Netbook sales have soared in recent months, largely due to the release of Intel's low-cost Atom processor. Although Taiwanese chip vendor Via Technologies, which provides the C7 processor used in HP's Mini-Note 2133 netbook, has a foothold in this market, Intel hasn't faced any competition from AMD in this space. But that appears set to change.

"We do have strategies together with our OEMs for pushing our solutions both down into smaller form factors and lower notebook price points," said Dirk Meyer, AMD's president and CEO, during a Thursday conference call with financial analysts.

Meyer said describing AMD's plans for the netbook segment required a "complicated answer" not suited to a phone conversation. Instead, the company will outline its thoughts at an analyst meeting in November, where the company will discuss its long-term product roadmaps for different market segments. That meeting is scheduled for Nov. 13.

Hints of what AMD may be thinking can be drawn from the blog of Pat Moorhead [CQ], AMD's vice president of advanced marketing, who has spent a considerable amount of time writing about netbooks and their limitations in recent months.

Last month, Moorhead documented his experience using MSI's Atom-powered Wind laptop during an August trip to Florida. His biggest complaints?
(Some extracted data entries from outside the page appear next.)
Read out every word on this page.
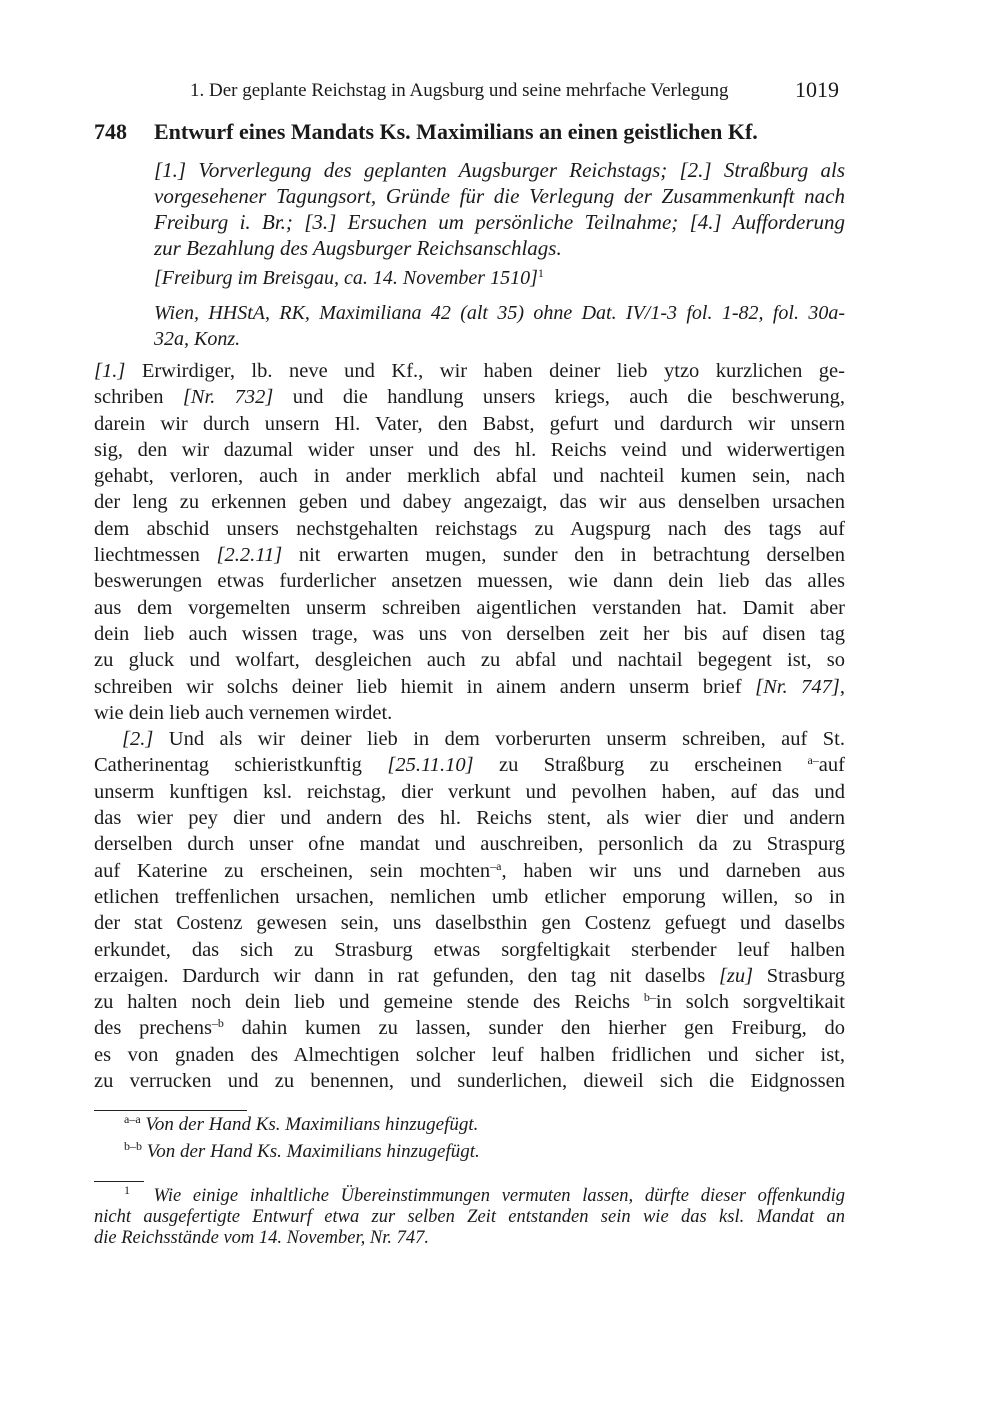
1. Der geplante Reichstag in Augsburg und seine mehrfache Verlegung	1019
748 Entwurf eines Mandats Ks. Maximilians an einen geistlichen Kf.
[1.] Vorverlegung des geplanten Augsburger Reichstags; [2.] Straßburg als
vorgesehener Tagungsort, Gründe für die Verlegung der Zusammenkunft nach
Freiburg i. Br.; [3.] Ersuchen um persönliche Teilnahme; [4.] Aufforderung
zur Bezahlung des Augsburger Reichsanschlags.
[Freiburg im Breisgau, ca. 14. November 1510]$^1$
Wien, HHStA, RK, Maximiliana 42 (alt 35) ohne Dat. IV/1-3 fol. 1-82, fol. 30a-
32a, Konz.
[1.] Erwirdiger, lb. neve und Kf., wir haben deiner lieb ytzo kurzlichen ge-
schriben [Nr. 732] und die handlung unsers kriegs, auch die beschwerung,
darein wir durch unsern Hl. Vater, den Babst, gefurt und dardurch wir unsern
sig, den wir dazumal wider unser und des hl. Reichs veind und widerwertigen
gehabt, verloren, auch in ander merklich abfal und nachteil kumen sein, nach
der leng zu erkennen geben und dabey angezaigt, das wir aus denselben ursachen
dem abschid unsers nechstgehalten reichstags zu Augspurg nach des tags auf
liechtmessen [2.2.11] nit erwarten mugen, sunder den in betrachtung derselben
beswerungen etwas furderlicher ansetzen muessen, wie dann dein lieb das alles
aus dem vorgemelten unserm schreiben aigentlichen verstanden hat. Damit aber
dein lieb auch wissen trage, was uns von derselben zeit her bis auf disen tag
zu gluck und wolfart, desgleichen auch zu abfal und nachtail begegent ist, so
schreiben wir solchs deiner lieb hiemit in ainem andern unserm brief [Nr. 747],
wie dein lieb auch vernemen wirdet.
[2.] Und als wir deiner lieb in dem vorberurten unserm schreiben, auf St.
Catherinentag schieristkunftig [25.11.10] zu Straßburg zu erscheinen $^{a-}$auf
unserm kunftigen ksl. reichstag, dier verkunt und pevolhen haben, auf das und
das wier pey dier und andern des hl. Reichs stent, als wier dier und andern
derselben durch unser ofne mandat und auschreiben, personlich da zu Straspurg
auf Katerine zu erscheinen, sein mochten$^{-a}$, haben wir uns und darneben aus
etlichen treffenlichen ursachen, nemlichen umb etlicher emporung willen, so in
der stat Costenz gewesen sein, uns daselbsthin gen Costenz gefuegt und daselbs
erkundet, das sich zu Strasburg etwas sorgfeltigkait sterbender leuf halben
erzaigen. Dardurch wir dann in rat gefunden, den tag nit daselbs [zu] Strasburg
zu halten noch dein lieb und gemeine stende des Reichs $^{b-}$in solch sorgveltikait
des prechens$^{-b}$ dahin kumen zu lassen, sunder den hierher gen Freiburg, do
es von gnaden des Almechtigen solcher leuf halben fridlichen und sicher ist,
zu verrucken und zu benennen, und sunderlichen, dieweil sich die Eidgnossen
$^{a-a}$ Von der Hand Ks. Maximilians hinzugefügt.
$^{b-b}$ Von der Hand Ks. Maximilians hinzugefügt.
$^1$ Wie einige inhaltliche Übereinstimmungen vermuten lassen, dürfte dieser offenkundig
nicht ausgefertigte Entwurf etwa zur selben Zeit entstanden sein wie das ksl. Mandat an
die Reichsstände vom 14. November, Nr. 747.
Lackluster battery life and poor video performance.

Like Intel executives, who pitch netbooks as second computers rather than primary machines, Moorhead's verdict was that users should opt for a more powerful system if they want to use their computer for multimedia. "If you want to do anything other than surfing basic, light Web sites at home without the bells and whistles, go for the full-size notebook, not one of these cheap mini-notebooks," he wrote.

Intel limits the specifications, such as screen size, of computers based on its Atom chips to segment the laptop market and avoid eating into sales of PCs based on more profitable chips. But those limitations offer room for competitors like AMD to enter the market with competing products that have more powerful capabilities.

One possibility is to add a faster graphic processors and increase the multimedia performance of these small laptops -- something that would be relatively easy for AMD to do with its existing range of ATI graphics chips and integrated chipsets.